Sudah lima belas menit, Robin belum juga muncul. Tapi apa mungkin ia sudah sejak tadi ada di sini, dan kau tidak menyadarinya karena hampir lupa dengan wajahnya yang sekarang. Memang kau akui, sangat lama kalian tidak berjumpa. Ketika ia meneleponmu lagi, selepas wisudamu, kau juga sampai ‘tak mengenalinya. Sahabatku, tenanglah, kau masih mengenal gaya berjalannya, cara berpakaiannya, dan, hahaha, yang mudah kau kenali adalah tahi lalat Rano Karnonya. Lalu kaupesan es susu cokelat di sebuah pojok minuman di foodcourt yang tengah kau diami. Kau nikmati masa tidak sabarmu, perasaan hati yang tidak tenang, gelisah yang merajai, juga bosan yang membumbui olahan emosi dalam jiwamu. Tiga puluh menit berjalan mitra bermimpimu itu belum juga hadir. Apa mungkin kau salah masuk mall atau juga salah memasuki foodcourt yang dimaksud? Tapi setelah kau cek di HP, benar di sinilah tempatnya.

Beberapa anak lelaki berswiter hitam pekat, bertubuh tinggi, dan berjalan cuek sering kau tebak-tebak sebagai seorang Robin Samanjid. Tapi semuanya tidak ada yang benar. Robin memiliki karakter yang kuat, pribadi yang unik, sosok yang misterius, dan tipikal sahabat yang rela memberikan kebahagiaan apa saja demi kebahagiaan bersama. Tipikal terakhirnya tersebut memiliki kesamaan dengan Rasyid, yang rela mengorbankan apa pun demi sahabat-sahabatnya bahagia—keluar dari kesulitan meski harus memberikan kebahagiaannya. Itulah, sahabat, kepribadian yang mencolok dari sahabatmu yang senang dunia anak-anak dan gemar menuntaskan permasalahan orang lain. Karena kebahagiaan bagi mereka adalah bagaimana orang lain bisa bahagia dengan apa yang diberikannya. Bukan korupsi dan menyakiti orang. Robin pasti membuat kejutan.
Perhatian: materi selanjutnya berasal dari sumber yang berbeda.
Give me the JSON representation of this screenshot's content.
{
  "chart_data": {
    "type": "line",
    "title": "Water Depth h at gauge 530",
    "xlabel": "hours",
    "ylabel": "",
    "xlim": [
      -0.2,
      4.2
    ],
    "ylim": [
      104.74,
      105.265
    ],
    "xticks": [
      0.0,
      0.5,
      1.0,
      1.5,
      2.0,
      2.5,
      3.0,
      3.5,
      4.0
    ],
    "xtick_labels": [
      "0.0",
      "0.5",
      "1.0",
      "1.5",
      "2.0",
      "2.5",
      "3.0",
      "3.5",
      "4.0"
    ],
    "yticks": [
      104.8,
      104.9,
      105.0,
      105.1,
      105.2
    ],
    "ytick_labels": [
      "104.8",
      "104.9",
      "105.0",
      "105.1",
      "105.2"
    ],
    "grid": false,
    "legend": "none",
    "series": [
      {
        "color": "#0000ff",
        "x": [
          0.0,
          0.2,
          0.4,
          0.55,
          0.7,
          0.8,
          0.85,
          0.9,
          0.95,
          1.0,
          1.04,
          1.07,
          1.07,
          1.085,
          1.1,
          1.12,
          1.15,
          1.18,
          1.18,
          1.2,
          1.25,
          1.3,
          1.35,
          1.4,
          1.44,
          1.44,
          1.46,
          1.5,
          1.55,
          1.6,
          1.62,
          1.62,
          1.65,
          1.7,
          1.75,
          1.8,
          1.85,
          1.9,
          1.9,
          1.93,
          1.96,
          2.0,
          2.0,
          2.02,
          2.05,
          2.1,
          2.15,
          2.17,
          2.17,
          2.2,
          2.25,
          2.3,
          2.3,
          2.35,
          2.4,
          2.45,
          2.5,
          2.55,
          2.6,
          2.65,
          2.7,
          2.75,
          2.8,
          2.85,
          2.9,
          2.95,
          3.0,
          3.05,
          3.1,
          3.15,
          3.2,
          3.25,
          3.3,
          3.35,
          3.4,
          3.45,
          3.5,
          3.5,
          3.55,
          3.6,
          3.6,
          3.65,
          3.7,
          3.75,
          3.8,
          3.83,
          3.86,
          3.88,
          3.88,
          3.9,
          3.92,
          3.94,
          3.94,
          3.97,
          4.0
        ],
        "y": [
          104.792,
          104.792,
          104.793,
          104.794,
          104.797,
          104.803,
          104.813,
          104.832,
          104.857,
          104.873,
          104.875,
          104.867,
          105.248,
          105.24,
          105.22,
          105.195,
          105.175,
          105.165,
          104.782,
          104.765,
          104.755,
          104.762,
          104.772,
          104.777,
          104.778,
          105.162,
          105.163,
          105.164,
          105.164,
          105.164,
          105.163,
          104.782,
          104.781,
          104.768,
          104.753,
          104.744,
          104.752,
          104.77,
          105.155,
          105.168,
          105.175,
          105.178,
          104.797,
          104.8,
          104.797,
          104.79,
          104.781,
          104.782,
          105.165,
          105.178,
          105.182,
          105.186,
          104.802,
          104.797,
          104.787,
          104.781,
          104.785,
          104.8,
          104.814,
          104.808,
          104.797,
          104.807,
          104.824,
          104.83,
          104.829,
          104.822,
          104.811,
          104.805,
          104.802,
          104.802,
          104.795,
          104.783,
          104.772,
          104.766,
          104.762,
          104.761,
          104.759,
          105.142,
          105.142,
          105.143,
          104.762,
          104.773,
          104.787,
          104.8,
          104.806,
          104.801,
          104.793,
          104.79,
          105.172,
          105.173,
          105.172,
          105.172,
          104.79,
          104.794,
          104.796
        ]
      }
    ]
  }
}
N 5210-mu berdering di kantong jaketmu. Sebenarnya ini jaket milik Zaqi yang masih tergantung di hanger Aula Potensi, dan karena buru-buru kau ambil saja serta kau bawa ia ke Palembang. Dengan sigap kau angkat. Berharap Robin karena kau bosan duduk tidak berguna di sini. Jika ada Daniel, Wiku, atau A Ho, mungkin kalian sudah menghitung lebih dari 182 gadis Palembang yang cantik di area foodcourt—termasuk yang ibu-ibu muda. Sebuah nomor baru. Dan benar dugaanmu si penelepon adalah orang yang sedang kau nantikan. Jangan saja ia mengabarimu batal pertemuan, atau masih jauh jalannya ke sini, atau lebih parah lagi ketiduran. Hegh! Ia bisa kau kurung di kamar mandi terminal dua hari dua malam, tanpa konsumsi, pewangi, alat komunikasi, dan bola lampu.

Tambah ganteng bae, anak mudo sikok ini!” sapanya, entah di mana.

“Sialan, di mano kau, wong gilo!” balasku, mengawasi ke arah sekitar.

Kawan, kalau matamu masih normal, cuba awak lihat seseorang jam setengah tigo dari tempat kau berdiri! Hei, sebelah kanan, bukan ke kiri!